Part of an ecosystem
This reality is a good reminder of the importance of regional associations, who work tirelessly on the travel retail industry’s behalf to help ensure they are not forgotten by governments who may provide aid to the aviation industry. “It is a clear fact that many airports, in particular, would find it difficult to survive without the commercial revenues to which our industry makes a very significant contribution,” says Maingreaud. “Governments and relevant authorities must understand the value our industry brings to the travel ecosystem. Without a thriving duty free & travel retail industry, it will be very difficult — perhaps impossible — for the aviation and maritime industries to fully recover.”

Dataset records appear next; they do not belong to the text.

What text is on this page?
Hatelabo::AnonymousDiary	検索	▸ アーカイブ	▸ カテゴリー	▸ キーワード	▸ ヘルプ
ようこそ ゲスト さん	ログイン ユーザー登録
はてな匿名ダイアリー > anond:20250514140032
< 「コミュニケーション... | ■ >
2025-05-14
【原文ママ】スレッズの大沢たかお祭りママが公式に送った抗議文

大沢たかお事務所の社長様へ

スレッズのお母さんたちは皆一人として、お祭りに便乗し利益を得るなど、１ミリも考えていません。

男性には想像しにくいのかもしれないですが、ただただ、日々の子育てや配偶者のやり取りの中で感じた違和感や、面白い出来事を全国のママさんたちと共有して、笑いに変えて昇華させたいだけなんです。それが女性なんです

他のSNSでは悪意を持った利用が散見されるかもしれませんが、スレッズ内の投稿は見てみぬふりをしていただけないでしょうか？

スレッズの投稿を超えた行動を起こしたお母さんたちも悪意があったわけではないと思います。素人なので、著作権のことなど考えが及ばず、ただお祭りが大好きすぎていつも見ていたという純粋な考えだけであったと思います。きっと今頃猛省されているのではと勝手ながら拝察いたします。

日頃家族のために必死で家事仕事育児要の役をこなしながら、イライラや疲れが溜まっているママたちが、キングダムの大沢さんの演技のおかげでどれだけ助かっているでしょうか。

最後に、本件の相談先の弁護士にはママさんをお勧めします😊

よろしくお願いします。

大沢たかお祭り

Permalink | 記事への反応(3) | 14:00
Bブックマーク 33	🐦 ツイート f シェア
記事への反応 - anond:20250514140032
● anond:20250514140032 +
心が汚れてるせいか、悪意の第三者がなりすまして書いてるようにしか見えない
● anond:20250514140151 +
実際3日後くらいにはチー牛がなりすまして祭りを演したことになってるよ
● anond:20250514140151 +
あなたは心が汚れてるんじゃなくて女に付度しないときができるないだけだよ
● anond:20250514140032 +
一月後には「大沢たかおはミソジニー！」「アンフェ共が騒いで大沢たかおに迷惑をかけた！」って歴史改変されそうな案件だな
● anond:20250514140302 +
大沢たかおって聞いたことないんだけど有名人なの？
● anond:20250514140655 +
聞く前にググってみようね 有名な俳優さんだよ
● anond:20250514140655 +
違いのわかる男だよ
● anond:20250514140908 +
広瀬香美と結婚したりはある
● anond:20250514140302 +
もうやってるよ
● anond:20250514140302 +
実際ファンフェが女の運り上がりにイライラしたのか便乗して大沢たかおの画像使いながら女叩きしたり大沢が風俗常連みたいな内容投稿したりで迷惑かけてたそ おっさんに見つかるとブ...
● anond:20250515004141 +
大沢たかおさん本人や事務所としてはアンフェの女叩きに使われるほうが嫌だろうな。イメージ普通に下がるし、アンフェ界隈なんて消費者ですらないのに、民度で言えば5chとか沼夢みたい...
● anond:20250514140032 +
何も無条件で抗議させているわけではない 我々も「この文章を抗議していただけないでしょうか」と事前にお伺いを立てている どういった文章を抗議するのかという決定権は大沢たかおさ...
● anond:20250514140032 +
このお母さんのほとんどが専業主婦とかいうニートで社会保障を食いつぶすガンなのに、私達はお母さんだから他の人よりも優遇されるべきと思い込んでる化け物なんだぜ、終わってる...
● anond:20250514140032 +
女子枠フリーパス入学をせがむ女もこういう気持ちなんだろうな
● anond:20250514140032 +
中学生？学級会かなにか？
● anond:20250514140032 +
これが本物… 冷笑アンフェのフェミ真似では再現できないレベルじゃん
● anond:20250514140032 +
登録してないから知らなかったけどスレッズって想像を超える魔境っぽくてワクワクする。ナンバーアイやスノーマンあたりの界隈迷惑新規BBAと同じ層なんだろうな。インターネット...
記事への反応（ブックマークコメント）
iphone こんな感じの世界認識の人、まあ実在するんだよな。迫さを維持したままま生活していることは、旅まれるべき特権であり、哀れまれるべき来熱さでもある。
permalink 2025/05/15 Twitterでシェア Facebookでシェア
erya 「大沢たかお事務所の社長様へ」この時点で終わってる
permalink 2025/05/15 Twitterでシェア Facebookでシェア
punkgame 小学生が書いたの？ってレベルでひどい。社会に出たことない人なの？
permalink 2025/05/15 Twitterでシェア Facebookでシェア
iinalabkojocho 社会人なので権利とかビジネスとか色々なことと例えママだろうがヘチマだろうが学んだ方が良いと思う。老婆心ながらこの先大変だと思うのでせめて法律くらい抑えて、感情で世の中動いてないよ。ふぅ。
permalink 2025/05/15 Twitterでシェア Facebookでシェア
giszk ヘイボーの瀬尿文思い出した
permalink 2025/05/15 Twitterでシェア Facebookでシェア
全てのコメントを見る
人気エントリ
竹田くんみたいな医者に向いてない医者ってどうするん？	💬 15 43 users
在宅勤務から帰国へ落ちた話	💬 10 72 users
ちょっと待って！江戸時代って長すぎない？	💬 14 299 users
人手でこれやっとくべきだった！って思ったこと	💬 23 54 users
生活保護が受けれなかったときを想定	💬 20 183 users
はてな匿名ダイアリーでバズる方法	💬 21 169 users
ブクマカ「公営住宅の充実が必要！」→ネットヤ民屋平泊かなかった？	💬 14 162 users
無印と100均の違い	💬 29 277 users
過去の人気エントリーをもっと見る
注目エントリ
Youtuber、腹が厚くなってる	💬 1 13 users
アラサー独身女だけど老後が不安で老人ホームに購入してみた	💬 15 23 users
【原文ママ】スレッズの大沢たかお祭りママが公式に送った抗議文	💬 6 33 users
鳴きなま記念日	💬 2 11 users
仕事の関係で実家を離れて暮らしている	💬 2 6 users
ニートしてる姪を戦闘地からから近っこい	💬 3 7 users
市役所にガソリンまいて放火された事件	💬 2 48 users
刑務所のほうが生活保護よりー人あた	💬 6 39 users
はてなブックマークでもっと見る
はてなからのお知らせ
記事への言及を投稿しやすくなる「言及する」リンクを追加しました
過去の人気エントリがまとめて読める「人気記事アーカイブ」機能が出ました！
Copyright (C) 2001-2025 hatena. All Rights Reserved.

Of course, the travel retail industry does not exist in a realm beyond humanity. In addition to concerns about the virus’ impact on short- and long-term business concerns, cash-on-hand issues and potential for recovery are real human concerns about the health of stakeholders’ staff, their loved ones and themselves. Maingreaud suggests that for everyone the uncertainty about all of these issues is the most unsettling aspect of the crisis.
The duty free & travel retail industry is well known for its efforts in helping and supporting those in need. Maingreaud would like to remind readers of the #OneWorldOneTR initiative. “At such a challenging time, when our trade and national news channels are reporting very gloomy news, this campaign is enabling us to share good news stories about the programs and activities that have been going on around our business to mitigate some of the negative effects of the health crisis. We, as an industry, are not renowned for sitting back and doing nothing when the going gets tough, and it’s very gratifying to see so many imaginative schemes to help staff, commercial partners and the communities we serve.”